In 2005, the Arabidopsis thaliana two-pore channel TPC1 channel was identified as a vacuolar Ca²⁺-release channel. In 2009, three independent groups published studies on mammalian TPCs as nicotinic acid adenine dinucleotide phosphate (NAADP)-activated endolysosomal Ca²⁺ release channels, results that were eventually challenged by two other groups, claiming mammalian TPCs to be phosphatidylinositol-3,5-bisphosphate [PI(3,5)P2]-activated Na⁺ channels. By now this dispute seems to have been largely reconciled.
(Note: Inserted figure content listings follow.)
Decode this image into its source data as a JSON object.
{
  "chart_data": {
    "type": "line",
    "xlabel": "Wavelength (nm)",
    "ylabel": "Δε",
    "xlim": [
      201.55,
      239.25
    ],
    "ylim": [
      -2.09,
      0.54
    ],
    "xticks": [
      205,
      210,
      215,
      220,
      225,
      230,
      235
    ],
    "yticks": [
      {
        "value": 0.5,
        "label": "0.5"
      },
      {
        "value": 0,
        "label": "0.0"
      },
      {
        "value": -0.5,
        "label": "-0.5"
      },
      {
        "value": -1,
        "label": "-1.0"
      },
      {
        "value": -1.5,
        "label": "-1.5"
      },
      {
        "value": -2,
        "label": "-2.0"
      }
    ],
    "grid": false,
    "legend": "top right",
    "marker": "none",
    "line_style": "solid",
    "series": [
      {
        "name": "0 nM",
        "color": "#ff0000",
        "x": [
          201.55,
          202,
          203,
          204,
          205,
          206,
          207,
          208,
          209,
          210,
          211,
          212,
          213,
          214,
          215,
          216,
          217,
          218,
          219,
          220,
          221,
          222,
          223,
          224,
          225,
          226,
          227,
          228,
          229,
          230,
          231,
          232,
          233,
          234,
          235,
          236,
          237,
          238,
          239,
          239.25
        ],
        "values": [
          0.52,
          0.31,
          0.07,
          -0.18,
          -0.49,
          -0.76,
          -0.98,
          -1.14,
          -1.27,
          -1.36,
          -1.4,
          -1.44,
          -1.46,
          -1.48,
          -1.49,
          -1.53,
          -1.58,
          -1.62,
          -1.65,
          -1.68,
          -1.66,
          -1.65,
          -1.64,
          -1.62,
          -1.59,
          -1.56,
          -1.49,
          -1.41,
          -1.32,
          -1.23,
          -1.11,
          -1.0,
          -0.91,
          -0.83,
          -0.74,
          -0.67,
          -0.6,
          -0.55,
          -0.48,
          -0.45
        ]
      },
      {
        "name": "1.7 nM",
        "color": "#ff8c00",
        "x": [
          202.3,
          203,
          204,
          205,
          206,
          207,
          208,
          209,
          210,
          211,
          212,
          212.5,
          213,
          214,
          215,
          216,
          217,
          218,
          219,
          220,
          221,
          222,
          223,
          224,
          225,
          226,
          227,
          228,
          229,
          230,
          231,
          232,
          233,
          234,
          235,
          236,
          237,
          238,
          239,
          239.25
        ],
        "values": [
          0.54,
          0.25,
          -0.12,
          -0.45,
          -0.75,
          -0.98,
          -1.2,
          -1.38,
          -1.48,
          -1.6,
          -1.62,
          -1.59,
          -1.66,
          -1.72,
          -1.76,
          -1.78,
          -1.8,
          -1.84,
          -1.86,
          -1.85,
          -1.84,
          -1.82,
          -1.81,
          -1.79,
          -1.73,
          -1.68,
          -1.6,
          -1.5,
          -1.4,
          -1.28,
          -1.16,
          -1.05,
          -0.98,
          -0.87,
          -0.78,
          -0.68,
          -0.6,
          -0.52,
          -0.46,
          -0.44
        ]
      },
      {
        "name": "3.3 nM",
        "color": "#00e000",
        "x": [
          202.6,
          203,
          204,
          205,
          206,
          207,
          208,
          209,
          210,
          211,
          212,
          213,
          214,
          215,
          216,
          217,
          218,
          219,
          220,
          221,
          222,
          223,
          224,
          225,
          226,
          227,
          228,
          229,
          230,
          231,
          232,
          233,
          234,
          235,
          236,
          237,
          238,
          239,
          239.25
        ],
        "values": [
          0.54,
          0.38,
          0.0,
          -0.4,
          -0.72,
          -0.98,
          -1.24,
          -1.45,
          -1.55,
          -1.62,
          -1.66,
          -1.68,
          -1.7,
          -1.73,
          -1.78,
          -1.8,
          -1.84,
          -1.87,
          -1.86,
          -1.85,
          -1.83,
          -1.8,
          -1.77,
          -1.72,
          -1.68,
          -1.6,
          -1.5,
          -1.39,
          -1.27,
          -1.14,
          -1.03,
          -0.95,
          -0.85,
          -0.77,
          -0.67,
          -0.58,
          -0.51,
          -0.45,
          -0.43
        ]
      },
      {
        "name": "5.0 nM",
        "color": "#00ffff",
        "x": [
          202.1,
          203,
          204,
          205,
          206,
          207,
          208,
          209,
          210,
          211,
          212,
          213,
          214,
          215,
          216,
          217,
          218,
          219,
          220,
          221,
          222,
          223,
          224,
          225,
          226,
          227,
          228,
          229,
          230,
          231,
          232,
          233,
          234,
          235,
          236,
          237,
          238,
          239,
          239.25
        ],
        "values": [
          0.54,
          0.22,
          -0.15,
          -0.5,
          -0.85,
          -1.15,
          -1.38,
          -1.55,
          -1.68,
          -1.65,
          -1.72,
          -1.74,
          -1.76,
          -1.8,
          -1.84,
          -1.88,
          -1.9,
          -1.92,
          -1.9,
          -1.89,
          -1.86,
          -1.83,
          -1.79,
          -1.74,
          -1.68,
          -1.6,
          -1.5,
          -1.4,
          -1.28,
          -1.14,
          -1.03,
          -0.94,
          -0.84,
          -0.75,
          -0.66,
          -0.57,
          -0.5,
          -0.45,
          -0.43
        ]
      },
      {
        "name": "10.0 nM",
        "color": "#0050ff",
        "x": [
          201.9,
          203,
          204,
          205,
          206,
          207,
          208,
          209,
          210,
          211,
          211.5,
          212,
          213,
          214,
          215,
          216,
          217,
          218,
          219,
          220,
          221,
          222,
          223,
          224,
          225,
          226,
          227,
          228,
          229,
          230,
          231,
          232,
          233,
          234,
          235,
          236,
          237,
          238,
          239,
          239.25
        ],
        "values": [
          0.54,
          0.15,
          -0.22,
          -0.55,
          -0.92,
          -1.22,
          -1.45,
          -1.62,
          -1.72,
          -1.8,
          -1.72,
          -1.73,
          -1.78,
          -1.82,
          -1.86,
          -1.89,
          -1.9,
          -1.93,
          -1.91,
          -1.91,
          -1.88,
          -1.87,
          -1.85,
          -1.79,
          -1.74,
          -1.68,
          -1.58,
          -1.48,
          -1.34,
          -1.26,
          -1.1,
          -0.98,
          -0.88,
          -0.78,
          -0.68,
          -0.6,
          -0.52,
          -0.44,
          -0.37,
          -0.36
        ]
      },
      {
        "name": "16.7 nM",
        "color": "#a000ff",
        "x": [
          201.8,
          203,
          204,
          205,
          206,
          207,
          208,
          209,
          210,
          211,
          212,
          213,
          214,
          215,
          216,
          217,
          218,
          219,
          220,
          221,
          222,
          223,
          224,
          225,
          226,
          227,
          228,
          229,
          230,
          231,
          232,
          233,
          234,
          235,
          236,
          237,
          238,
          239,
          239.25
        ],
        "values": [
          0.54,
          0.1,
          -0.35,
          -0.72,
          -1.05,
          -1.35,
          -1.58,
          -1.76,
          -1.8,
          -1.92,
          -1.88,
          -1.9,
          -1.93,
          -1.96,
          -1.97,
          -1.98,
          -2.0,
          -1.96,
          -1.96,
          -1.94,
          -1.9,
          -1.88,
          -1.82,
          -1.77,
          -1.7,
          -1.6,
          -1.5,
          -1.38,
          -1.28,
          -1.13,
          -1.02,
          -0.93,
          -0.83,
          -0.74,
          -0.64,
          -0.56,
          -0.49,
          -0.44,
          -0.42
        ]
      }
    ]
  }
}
Lipophilic small molecule agonists of TPC2, mimicking either the NAADP or the PI(3,5)P₂ mode of channel activation, revealed, together with structural evidence, that TPC2 can change its selectivity for Ca²⁺ versus Na⁺ in a ligand-dependent fashion (N- vs. P-type activation). Furthermore, the NAADP-binding proteins Jupiter microtubule-associated homolog 2 protein (JPT2) and Lsm12 were discovered, corroborating the hypothesis that NAADP activation of TPCs only works in the presence of these auxiliary NAADP-binding proteins. Pathophysiologically, loss or gain of function of TPCs has effects on autophagy, exocytosis, endocytosis, and intracellular trafficking, e.g., LDL cholesterol trafficking leading to fatty liver disease or viral and bacterial toxin trafficking, corroborating the roles of TPCs in infectious diseases such as Ebola or COVID-19. Defects in the trafficking of epidermal growth factor receptor and β1-integrin suggested roles in cancer. In neurodegenerative lysosomal storage disease models, P-type activation of TPC2 was found to have beneficial effects on both in vitro and in vivo hallmarks of Niemann-Pick disease type C1, Batten disease, and mucolipidosis type IV. Here, we cover the latest on the structure, function, physiology, and pathophysiology of these channels with a focus initially on plants followed by mammalian TPCs, and we discuss their potential as drug targets, including currently available pharmacology.